Affirm, the platform that helps consumers find financing, is getting some financing of its own.
Affirm’s valuation is estimated to be between $1.5 billion and $2 billion, as first reported by The Wall Street Journal. Investors are betting on Max Levchin, the PayPal co-founder who runs Affirm.
“The growth of the company has been excellent,” Levchin told TechCrunch. But he wanted to emphasize that he’s not celebrating the round. “Funding is not winning,” he said. It means you’re “committing yourself to a higher outcome.”
It’s a capital-intensive business and the financing will help it grant more loans. As of April this year, Affirm had already facilitated one million loans, totaling an estimated $1 billion.
Affirm helps customers break large payments into monthly payments, to make things more affordable in the short run. Before buying something, Affirm users can determine how long it will take to pay it off.
Levchin likes to characterize Affirm as more ethical than its competitors because it only lends to people who it believes can afford it. There’s no hidden fees or compounding interest.

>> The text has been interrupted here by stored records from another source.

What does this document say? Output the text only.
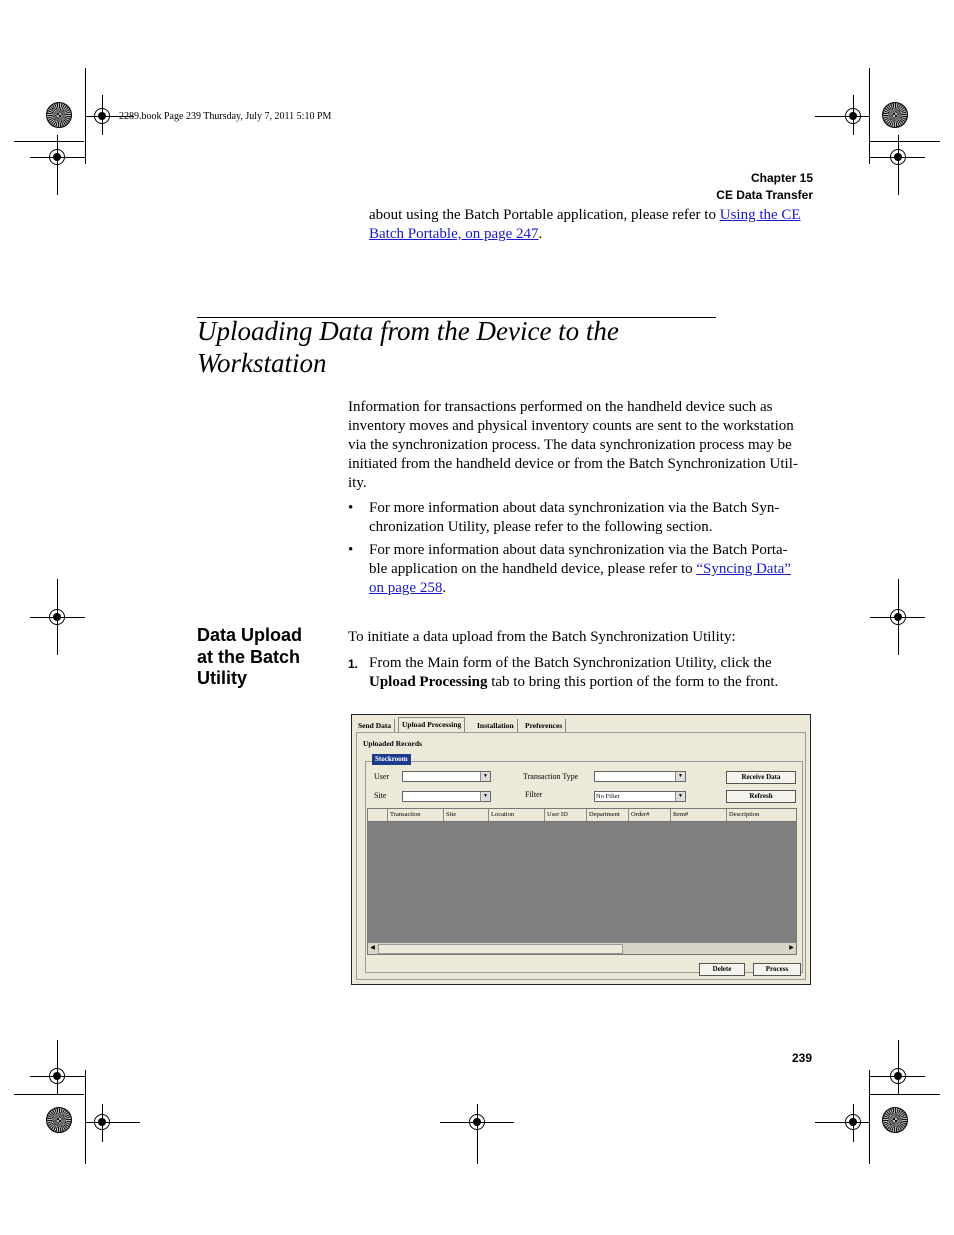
2289.book Page 239 Thursday, July 7, 2011 5:10 PM
Chapter 15
CE Data Transfer
about using the Batch Portable application, please refer to Using the CE
Batch Portable, on page 247.
Uploading Data from the Device to the
Workstation
Information for transactions performed on the handheld device such as
inventory moves and physical inventory counts are sent to the workstation
via the synchronization process. The data synchronization process may be
initiated from the handheld device or from the Batch Synchronization Util-
ity.
• For more information about data synchronization via the Batch Syn-
chronization Utility, please refer to the following section.
• For more information about data synchronization via the Batch Porta-
ble application on the handheld device, please refer to “Syncing Data”
on page 258.
Data Upload
at the Batch
Utility
To initiate a data upload from the Batch Synchronization Utility:
1. From the Main form of the Batch Synchronization Utility, click the
Upload Processing tab to bring this portion of the form to the front.
Send Data	Upload Processing	Installation	Preferences
Uploaded Records
Stockroom
User	▼
Site	▼
Transaction Type	▼
Filter	No Filter	▼
Receive Data
Refresh
Transaction	Site	Location	User ID	Department	Order#	Item#	Description
◀	▶
Delete	Process
239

The company recently rolled out its app to make it easier to expand beyond e-commerce into in-store purchases. There’s an “unstoppable list of things we want to build for our merchant partners,” he said.
Affirm is part of a wave of businesses that are looking to provide an alternative to credit cards. Square recently introduced consumer financing.
Young people are increasingly shunning credit because they are concerned about mounting debt. Levchin says that they’ll be developing educational tools to help people manage their finances.
Right now, most of its customers are Gen X or younger and live throughout the U.S. He said it’s less popular in the major cities on the East and West Coasts and that most of Affirm’s customers live at least 100 miles from the ocean.
Levchin plans to use some of the funding for international expansion. They will also be opening a New York office.
When it comes to IPO possibilities, Levchin says he’s “not opposed to the idea,” but they’re “not in a huge hurry to take the company to public.”